The Ladies Army and Navy Club occupied Spencer House from 1927 until the start of the Second World War. The Club built a two-storey extension to the south and east wings to provide bedrooms for its members and enclosed the terrace with a large glass conservatory.

Concerned for the safety of the house during the Blitz, in May 1941 the Spencers sent workmen to remove architectural fixtures from the State Rooms, including doorcases, chimneypieces, chair rails and even skirting boards, and bring them back to Althorp. Many of these fixtures were eventually installed in the rooms at Althorp where they remain today. Even as this removal work was being carried out, a bomb fell close to Spencer House and the force of the blast caused the ceiling of the Painted Room to collapse.
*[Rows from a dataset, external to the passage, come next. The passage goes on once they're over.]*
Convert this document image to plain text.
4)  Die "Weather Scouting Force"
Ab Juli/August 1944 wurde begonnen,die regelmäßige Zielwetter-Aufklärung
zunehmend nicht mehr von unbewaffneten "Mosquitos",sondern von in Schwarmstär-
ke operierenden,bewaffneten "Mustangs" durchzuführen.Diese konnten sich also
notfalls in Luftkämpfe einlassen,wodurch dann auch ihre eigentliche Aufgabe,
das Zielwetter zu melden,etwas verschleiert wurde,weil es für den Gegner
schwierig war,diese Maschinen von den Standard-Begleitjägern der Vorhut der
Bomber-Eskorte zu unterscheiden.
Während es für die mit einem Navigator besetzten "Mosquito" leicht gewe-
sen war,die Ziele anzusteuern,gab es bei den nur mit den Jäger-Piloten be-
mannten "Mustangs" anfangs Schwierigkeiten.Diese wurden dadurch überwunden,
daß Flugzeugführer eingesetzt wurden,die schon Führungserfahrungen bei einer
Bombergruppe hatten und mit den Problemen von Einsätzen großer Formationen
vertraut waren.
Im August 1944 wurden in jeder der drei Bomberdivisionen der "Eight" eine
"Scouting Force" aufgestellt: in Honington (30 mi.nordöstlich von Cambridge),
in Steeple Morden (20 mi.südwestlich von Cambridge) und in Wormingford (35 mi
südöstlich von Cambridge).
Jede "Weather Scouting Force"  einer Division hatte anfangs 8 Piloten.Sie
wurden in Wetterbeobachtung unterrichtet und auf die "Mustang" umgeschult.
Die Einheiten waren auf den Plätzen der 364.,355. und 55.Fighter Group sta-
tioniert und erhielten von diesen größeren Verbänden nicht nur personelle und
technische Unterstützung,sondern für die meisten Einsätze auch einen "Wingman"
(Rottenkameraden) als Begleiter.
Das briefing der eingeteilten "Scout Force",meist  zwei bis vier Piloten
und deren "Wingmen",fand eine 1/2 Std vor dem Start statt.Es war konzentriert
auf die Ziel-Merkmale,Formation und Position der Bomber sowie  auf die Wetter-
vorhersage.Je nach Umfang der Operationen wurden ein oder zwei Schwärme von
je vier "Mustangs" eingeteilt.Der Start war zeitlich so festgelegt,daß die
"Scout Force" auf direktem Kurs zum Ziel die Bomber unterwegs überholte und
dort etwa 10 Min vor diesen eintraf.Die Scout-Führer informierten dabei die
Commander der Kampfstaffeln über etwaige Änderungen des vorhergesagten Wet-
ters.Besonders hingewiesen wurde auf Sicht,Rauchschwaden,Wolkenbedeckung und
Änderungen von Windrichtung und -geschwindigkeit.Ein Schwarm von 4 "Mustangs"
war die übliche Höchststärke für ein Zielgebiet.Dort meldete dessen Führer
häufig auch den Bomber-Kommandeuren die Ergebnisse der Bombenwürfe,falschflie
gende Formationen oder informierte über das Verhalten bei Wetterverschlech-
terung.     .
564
After the war, Spencer House was briefly the home of Christie’s auctioneers while their bomb-damaged premises in King Street were being rebuilt. The hastily tidied up State Rooms were put to use as sale and exhibition rooms.

Christie’s were succeeded in 1956 by the British Oxygen Company who engaged the architects Robert Atkinson & Partners to refurbish the house. Glass partitions were used to divide the larger State Rooms into individual offices, a high-speed lift was installed in the Entrance Hall and the internal courtyard was filled with service infrastructure. However, the Painted Room was restored and the damaged ceiling reinstated.

Between 1963 and 1981, the Intelligence Unit of the Economist magazine took over the lease and the State Rooms were again put to use as offices.